This is the first forum that I was directed to when I found the "Club Hot Rod Forums" website, and it was especially interesting to me since I drove a '53 Ford F100 with a flathead for most of my senior year in highschool.

My '53 had the original engine in it (I don't know the displacement) and the previous owner had taken a big piece of heater hose and ran the crankcase breather exhaust into a hole he had cut into the top of the air cleaner. When I first started driving the truck in September of '71, it was hard pressed to to 60 mph flat out, was a serious oil burner, and ran 0 psi of oil pressure on the dash guage when it was at operating temp.

My first real performance modification was to get rid of the "PCV system" and put a set of plugs and points in the truck. Those few changes gave me an honest 85 mph top end, and I was able to get 2nd gear scratch with the column shift. Not to bad for an afternoon's work. A couple of weeks later, my brother found an old glasspack with about 6 feet of exhaust pipe welded to it in a trash barrel. We asked the person who lived closest to the barrel if we could have the pipe and muffer and they said they didn't care, so we took it. In those days, I didn't exactly have enough spending money to buy an exhaust system. so luck was where you found it. Anyway, the glasspack and the pipe (wired to the rear axle with bailing wire) became the performance exhaust system for the '53, and added another 5 mph to the top end.

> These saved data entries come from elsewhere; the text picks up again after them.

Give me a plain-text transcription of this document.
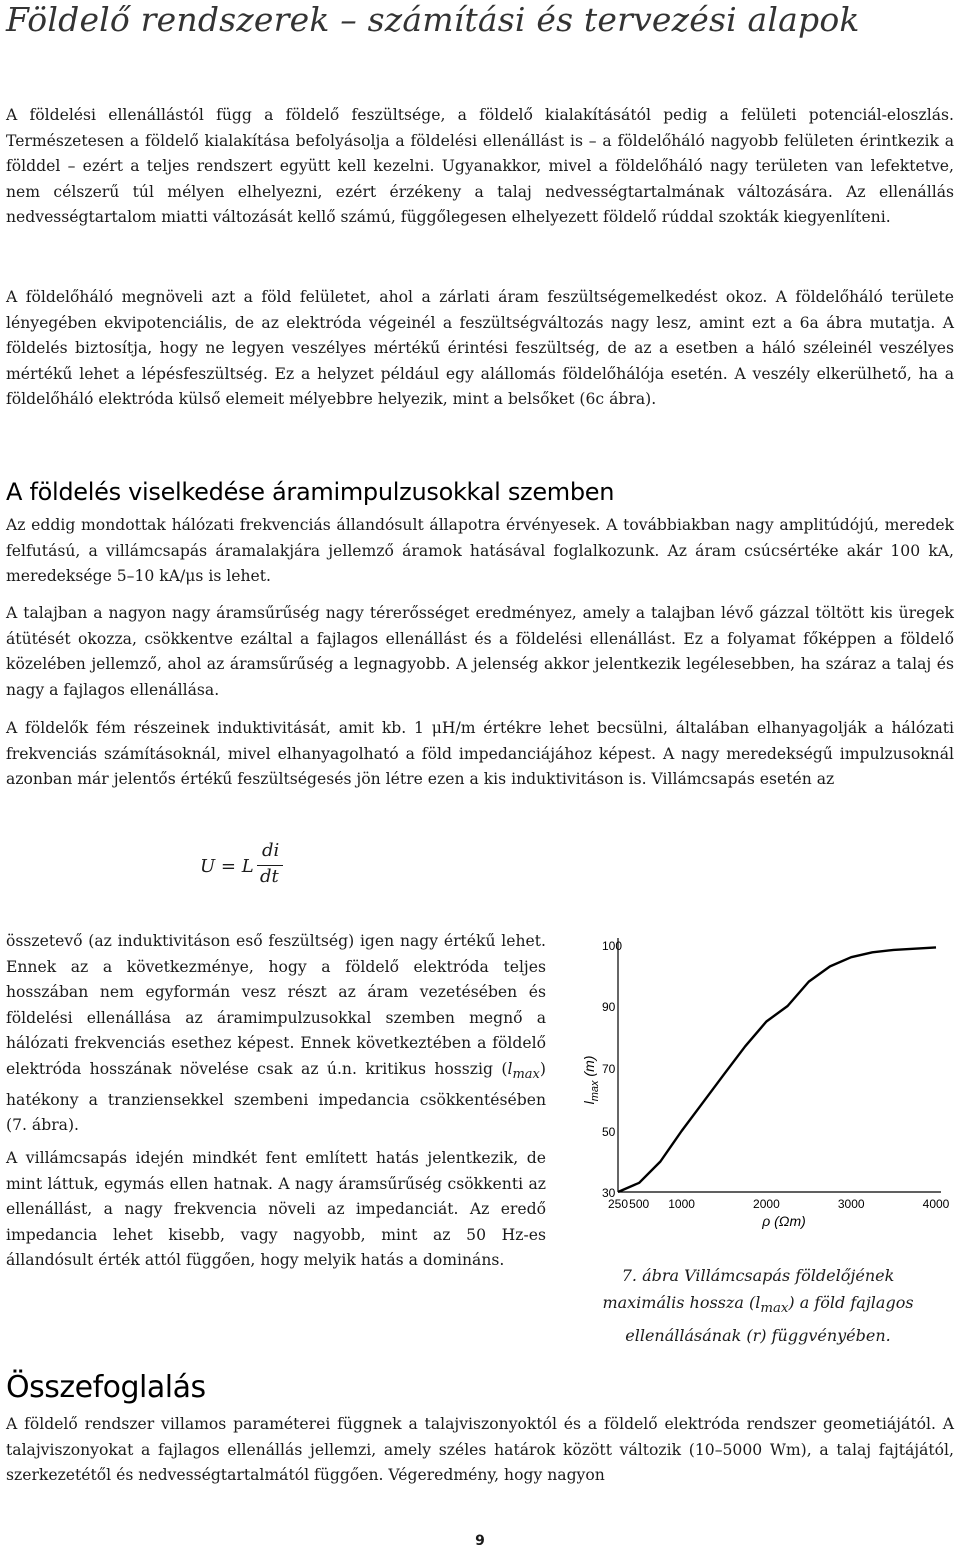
Földelő rendszerek – számítási és tervezési alapok

A földelési ellenállástól függ a földelő feszültsége, a földelő kialakításától pedig a felületi potenciál-eloszlás. Természetesen a földelő kialakítása befolyásolja a földelési ellenállást is – a földelőháló nagyobb felületen érintkezik a földdel – ezért a teljes rendszert együtt kell kezelni. Ugyanakkor, mivel a földelőháló nagy területen van lefektetve, nem célszerű túl mélyen elhelyezni, ezért érzékeny a talaj nedvességtartalmának változására. Az ellenállás nedvességtartalom miatti változását kellő számú, függőlegesen elhelyezett földelő rúddal szokták kiegyenlíteni.

A földelőháló megnöveli azt a föld felületet, ahol a zárlati áram feszültségemelkedést okoz. A földelőháló területe lényegében ekvipotenciális, de az elektróda végeinél a feszültségváltozás nagy lesz, amint ezt a 6a ábra mutatja. A földelés biztosítja, hogy ne legyen veszélyes mértékű érintési feszültség, de az a esetben a háló széleinél veszélyes mértékű lehet a lépésfeszültség. Ez a helyzet például egy alállomás földelőhálója esetén. A veszély elkerülhető, ha a földelőháló elektróda külső elemeit mélyebbre helyezik, mint a belsőket (6c ábra).

A földelés viselkedése áramimpulzusokkal szemben

Az eddig mondottak hálózati frekvenciás állandósult állapotra érvényesek. A továbbiakban nagy amplitúdójú, meredek felfutású, a villámcsapás áramalakjára jellemző áramok hatásával foglalkozunk. Az áram csúcsértéke akár 100 kA, meredeksége 5–10 kA/μs is lehet.

A talajban a nagyon nagy áramsűrűség nagy térerősséget eredményez, amely a talajban lévő gázzal töltött kis üregek átütését okozza, csökkentve ezáltal a fajlagos ellenállást és a földelési ellenállást. Ez a folyamat főképpen a földelő közelében jellemző, ahol az áramsűrűség a legnagyobb. A jelenség akkor jelentkezik legélesebben, ha száraz a talaj és nagy a fajlagos ellenállása.

A földelők fém részeinek induktivitását, amit kb. 1 μH/m értékre lehet becsülni, általában elhanyagolják a hálózati frekvenciás számításoknál, mivel elhanyagolható a föld impedanciájához képest. A nagy meredekségű impulzusoknál azonban már jelentős értékű feszültségesés jön létre ezen a kis induktivitáson is. Villámcsapás esetén az

U = L
di
dt

összetevő (az induktivitáson eső feszültség) igen nagy értékű lehet. Ennek az a következménye, hogy a földelő elektróda teljes hosszában nem egyformán vesz részt az áram vezetésében és földelési ellenállása az áramimpulzusokkal szemben megnő a hálózati frekvenciás esethez képest. Ennek következtében a földelő elektróda hosszának növelése csak az ú.n. kritikus hosszig $(l_{max})$ hatékony a tranziensekkel szembeni impedancia csökkentésében (7. ábra).

A villámcsapás idején mindkét fent említett hatás jelentkezik, de mint láttuk, egymás ellen hatnak. A nagy áramsűrűség csökkenti az ellenállást, a nagy frekvencia növeli az impedanciát. Az eredő impedancia lehet kisebb, vagy nagyobb, mint az 50 Hz-es állandósult érték attól függően, hogy melyik hatás a domináns.

30
50
70
90
100
250 500 1000	2000	3000	4000
$l_{max}$ (m)
ρ (Ωm)

7. ábra Villámcsapás földelőjének maximális hossza $(l_{max})$ a föld fajlagos ellenállásának (r) függvényében.

Összefoglalás

A földelő rendszer villamos paraméterei függnek a talajviszonyoktól és a földelő elektróda rendszer geometiájától. A talajviszonyokat a fajlagos ellenállás jellemzi, amely széles határok között változik (10–5000 Wm), a talaj fajtájától, szerkezetétől és nedvességtartalmától függően. Végeredmény, hogy nagyon

9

Over the winter and into the spring of '72 I did a lot of other things just to repair the truck and make it more reliable, but not much more to hotrod it. It had a tray of sorts behind the seat, and I always kept 5 quarts of the cheapest motor oil I could buy back there lying end to end. A good day's worth of driving on the weekend would take all 5 of them. Since the oil pressure guage was useless as far as keeping tabs on the crankcase level, I used to wait until the lifters started clacking before I added another quart. It was a pretty good system, and the flathead was a tough old customer. I don't know of many engines that could go all day with more or less no pressure lubrication. I'm sure it had some pressure, but it must have lubed at least as much from splash as anything.

Anyway, in March of '72, my dad sold the F100 out from under me while I was at school one day. I had ridden my Honda 350 since it was a nice spring day, and came home to find the truck gone. I asked my dad where it was, and he told me he sold it for $250.00. A '53 Ford F100, less than 20 years old at the time, and he thought $250.00 was a good price for it! It still chaps me that he sold it. I had such big plans for it; paint, wheels, maybe a 351 Cleveland (I had been told that flatheads weren't worth overhauling), a toploader 4 speed, and who knows what else. After all I was a hotrodder from the word go, and I had made some real progress with that truck. Well, it was history, and I had a '70 Chevelle SS396 a couple of weeks later, so I kinda forgot about the old flattie for a while.

After all these years between now and then, I still miss that old truck, and I wonder what would've happened if I had persued my plans to build my first real hotrod from it. I still get a little excited when I see one of those old late 40s or early 50s F100s, and really intrigued if it has a running flathead under the hood. The Ford flathead was a good, strong-running engine, and it deserves a special place in hotrodding history.